Philip-Joet F, Bruguerolle B, Arnaud C, Arnaud A
Respiration. 1987;51(1):68-72. doi: 10.1159/000195167.
The purpose of this study was to determine the relationship between inflammation, increased alpha-1-acid glycoprotein (AAG), and lidocaine tolerance during fiber-optic bronchoscopy. Previous studies indicate that serum lidocaine levels vary widely from one individual to another. One reason for these variations may be the presence of an ongoing inflammatory process, which enhances serum AAG, a major binding protein of lidocaine. To test this hypothesis, we assayed free and bound lidocaine as well as AAG in the blood of 12 patients after administration of 9 mg/kg of lidocaine during fiber-optic bronchoscopy. Some of the subjects had clear evidence of inflammation or infection. A correlation was found between AAG and total and bound lidocaine but not between AAG and free lidocaine (which remained almost constant). Thus, in spite of the high total levels of lidocaine observed in some patients with inflammatory processes, the free fraction (which is the active and toxic fraction) remained low.
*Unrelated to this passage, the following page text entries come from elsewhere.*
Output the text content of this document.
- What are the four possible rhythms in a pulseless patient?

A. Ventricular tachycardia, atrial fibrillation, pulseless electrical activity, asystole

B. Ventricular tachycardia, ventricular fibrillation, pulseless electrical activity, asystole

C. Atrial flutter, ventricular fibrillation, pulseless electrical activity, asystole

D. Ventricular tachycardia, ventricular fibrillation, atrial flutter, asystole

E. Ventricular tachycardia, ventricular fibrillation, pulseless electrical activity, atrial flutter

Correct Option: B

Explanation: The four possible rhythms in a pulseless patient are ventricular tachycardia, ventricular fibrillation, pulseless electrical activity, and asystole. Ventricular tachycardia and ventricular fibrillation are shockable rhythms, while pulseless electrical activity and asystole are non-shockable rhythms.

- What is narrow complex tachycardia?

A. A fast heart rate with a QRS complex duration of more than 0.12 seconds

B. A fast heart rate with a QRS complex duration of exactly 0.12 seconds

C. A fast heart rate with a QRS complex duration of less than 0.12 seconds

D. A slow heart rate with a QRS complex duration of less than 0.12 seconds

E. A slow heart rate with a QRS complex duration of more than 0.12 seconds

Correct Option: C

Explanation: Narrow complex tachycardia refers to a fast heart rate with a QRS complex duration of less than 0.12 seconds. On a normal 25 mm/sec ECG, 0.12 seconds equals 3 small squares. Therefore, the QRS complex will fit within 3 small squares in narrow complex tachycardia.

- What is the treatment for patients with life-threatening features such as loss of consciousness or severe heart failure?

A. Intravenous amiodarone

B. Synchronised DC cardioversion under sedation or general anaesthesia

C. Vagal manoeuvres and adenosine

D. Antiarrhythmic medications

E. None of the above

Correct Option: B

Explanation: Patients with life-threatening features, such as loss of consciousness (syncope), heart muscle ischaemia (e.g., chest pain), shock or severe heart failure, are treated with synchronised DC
本研究的目的是确定炎症、α-1-酸性糖蛋白(AAG)升高与纤维支气管镜检查期间利多卡因耐受性之间的关系。先前的研究表明,血清利多卡因水平在个体之间差异很大。这些差异的一个原因可能是存在持续的炎症过程,这会增加血清AAG,AAG是利多卡因的主要结合蛋白。为了验证这一假设,我们在12例患者纤维支气管镜检查期间给予9mg/kg利多卡因后,测定了其血液中游离和结合的利多卡因以及AAG。部分受试者有明确的炎症或感染证据。结果发现AAG与总利多卡因及结合利多卡因之间存在相关性,但AAG与游离利多卡因之间不存在相关性(游离利多卡因几乎保持恒定)。因此,尽管在一些有炎症过程的患者中观察到利多卡因的总水平较高,但其游离部分(即活性和毒性部分)仍然较低。